Page 16 of Runaway Queen

“You’re just like Leonora, your mother. She was stupid, too,” he said, turning to stare out the window. His hands looked like gnarled old tree roots, balled up on his lap. “So, here’s what’s going to happen.”

As he turned back, there was a look in his eyes I recognized well. It was the look he gave me when he was about to dispense his discipline, but now he wasn’t able to smack me around. I was stronger than him. Instead, he looked satisfied enough with whatever he’d dreamed up to torture me.

“You get rid of the bastard as soon as possible, quietly. We don’t speak of it again. You marry Moroni, as planned, someone who understands the code and our way of life. This way, you might still be of use and fulfill part of your role to the family, instead of being completely useless.”

“No.” The word left me with quiet conviction.

“No?” Antonio repeated, his neck turning red.

At this rate, I’d give him another heart attack, and not be the least bit sorry.

“What do you mean, no?”

“I won’t have an abortion, and you can’t make me.”

“We’ll see about that,” he suddenly shouted.

“Father, she said no,” Renato interjected.

He was still standing right there behind me, and his weight behind my refusal gave it weight. I might not be able to do a damned thing on my own, but Ren was the heir, and if he disagreed with Antonio, then he could protect me.

Antonio sneered at both of us, disdain dripping from his words when he spoke. “How weak my children have become. Weak and softhearted. No heads for business, or survival either, for that matter.”

He looked out the window for a long moment, his mind working so furiously I could practically hear it.

“I won’t have my daughter bear an illegitimate Chernov son,” he said finally. “If you do that, it means you are no longer my daughter.”

“You were happy enough to marry me off to Kirill Chernov not too long ago,” I reminded him.

“Marrying the heir to a powerful family is one thing. Getting knocked up by the black sheep brother is another. I get nothing from this match, and that little fuck, Nikolai, gets everything. I won’t allow it. I’ll see him answer for it in prison. He won’t live to be released.”

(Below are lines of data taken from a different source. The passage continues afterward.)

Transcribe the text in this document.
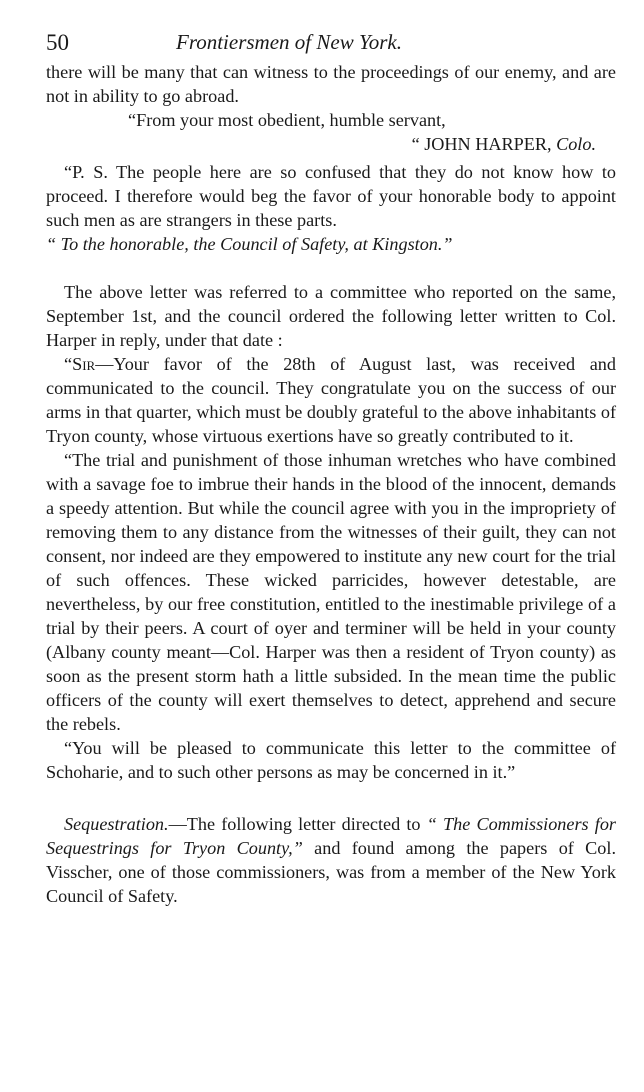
50	Frontiersmen of New York.

there will be many that can witness to the proceedings of our enemy, and are not in ability to go abroad.

“From your most obedient, humble servant,

“ JOHN HARPER, Colo.

“P. S. The people here are so confused that they do not know how to proceed. I therefore would beg the favor of your honorable body to appoint such men as are strangers in these parts.

“ To the honorable, the Council of Safety, at Kingston.”

The above letter was referred to a committee who reported on the same, September 1st, and the council ordered the following letter written to Col. Harper in reply, under that date :

“Sir—Your favor of the 28th of August last, was received and communicated to the council. They congratulate you on the success of our arms in that quarter, which must be doubly grateful to the above inhabitants of Tryon county, whose virtuous exertions have so greatly contributed to it.

“The trial and punishment of those inhuman wretches who have combined with a savage foe to imbrue their hands in the blood of the innocent, demands a speedy attention. But while the council agree with you in the impropriety of removing them to any distance from the witnesses of their guilt, they can not consent, nor indeed are they empowered to institute any new court for the trial of such offences. These wicked parricides, however detestable, are nevertheless, by our free constitution, entitled to the inestimable privilege of a trial by their peers. A court of oyer and terminer will be held in your county (Albany county meant—Col. Harper was then a resident of Tryon county) as soon as the present storm hath a little subsided. In the mean time the public officers of the county will exert themselves to detect, apprehend and secure the rebels.

“You will be pleased to communicate this letter to the committee of Schoharie, and to such other persons as may be concerned in it.”

Sequestration.—The following letter directed to “ The Commissioners for Sequestrings for Tryon County,” and found among the papers of Col. Visscher, one of those commissioners, was from a member of the New York Council of Safety.
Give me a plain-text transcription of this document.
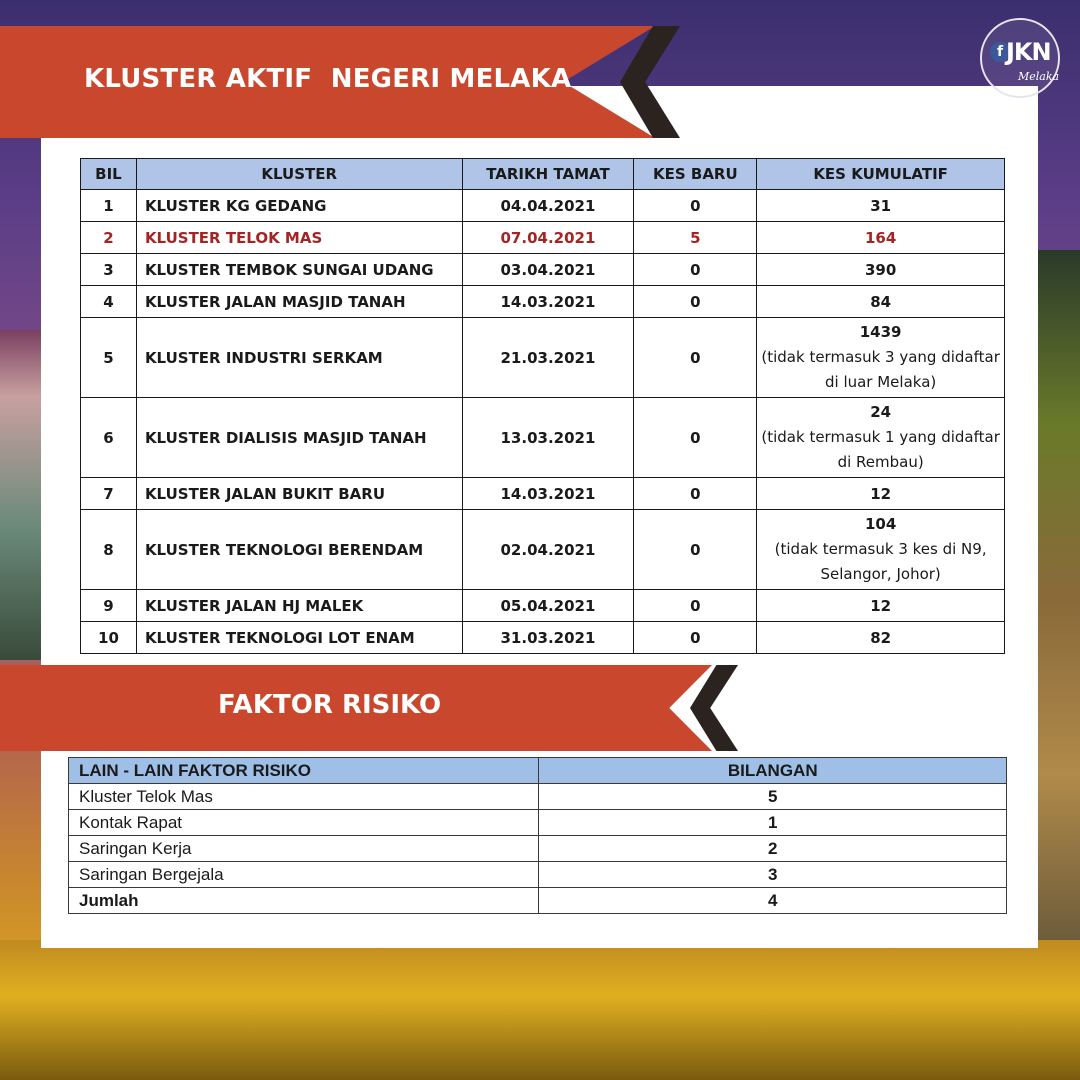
KLUSTER AKTIF  NEGERI MELAKA
f JKN
Melaka
BIL	KLUSTER	TARIKH TAMAT	KES BARU	KES KUMULATIF
1	KLUSTER KG GEDANG	04.04.2021	0	31
2	KLUSTER TELOK MAS	07.04.2021	5	164
3	KLUSTER TEMBOK SUNGAI UDANG	03.04.2021	0	390
4	KLUSTER JALAN MASJID TANAH	14.03.2021	0	84
5	KLUSTER INDUSTRI SERKAM	21.03.2021	0	1439
(tidak termasuk 3 yang didaftar di luar Melaka)
6	KLUSTER DIALISIS MASJID TANAH	13.03.2021	0	24
(tidak termasuk 1 yang didaftar di Rembau)
7	KLUSTER JALAN BUKIT BARU	14.03.2021	0	12
8	KLUSTER TEKNOLOGI BERENDAM	02.04.2021	0	104
(tidak termasuk 3 kes di N9, Selangor, Johor)
9	KLUSTER JALAN HJ MALEK	05.04.2021	0	12
10	KLUSTER TEKNOLOGI LOT ENAM	31.03.2021	0	82
FAKTOR RISIKO
LAIN - LAIN FAKTOR RISIKO	BILANGAN
Kluster Telok Mas	5
Kontak Rapat	1
Saringan Kerja	2
Saringan Bergejala	3
Jumlah	4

I found myself on my feet. “You won’t go near him or pay anyone else to.”

“And what will you give me in return?” Antonio pounced, waiting for my calm to break.

“What do you want?”

“You’ll go away. You won’t speak to Nikolai again, or me. You’ll disappear, no, you’ll die. Since I don’t want Nikolai to know he has a child, you’re dead as far as anyone else knows. That will be my revenge on the man who blew my fucking house up and defiled my daughter. To everyone except me and Renato, you’re dead, including Nikolai. Talk to him, try to see him, or send him any kind of message, and I won’t just kill him… I’ll wait until you give birth and kill his bastard as well. Do you understand, Sofia? Don’t think your brother could stop me. This family is mine more than ever, after I put down Franco. Don’t test me.”

The room swirled with horror. Antonio loved a good vendetta, and he liked to plan the perfect retribution. He was exactly the spiteful sort of monster who’d die with a smile, knowing he had fucked up everyone else’s life. I had nothing to hold on to except my brother’s hand on my shoulder and the urge to vomit right there on my father’s desk. The hand that I’d pressed to my abdomen felt like an anchor. I wanted to scream and rage. I wanted to kill him, but Antonio had already expected that. I couldn’t afford to be emotional. I had something else to think about. Someone else. A new purpose.

I would lose Nikolai; he would think I was dead. Just that fact was so painful, breathing hurt. But I didn’t doubt my father. He was cruel and vengeful, and now I was on the receiving end.

“Tell me you agree, Sofia, or we have no understanding,” he started.

“I agree.” The words left me before I could consider them. Could I live without ever speaking to Nikolai again? It seemed utterly impossible, and yet, his life hung in the balance-his life, and his child’s.Our child.With my hand pressed to my abdomen, where a tiny bundle of cells was growing, part of him, part me, I knew I had no choice.

“I’ll do what I have to.”

* * *

Now

“Mom?”Leo’s voice called to me along the hall.

I was making my nightly rounds, where I wandered the house, locking up, picking up random socks and toys and returning them to their rightful places. These days, I valued the slow and predictable. There was comfort in numbing familiarity.

“Yes?” I poked my head into his room. “You are supposed to be sleeping,” I reminded him.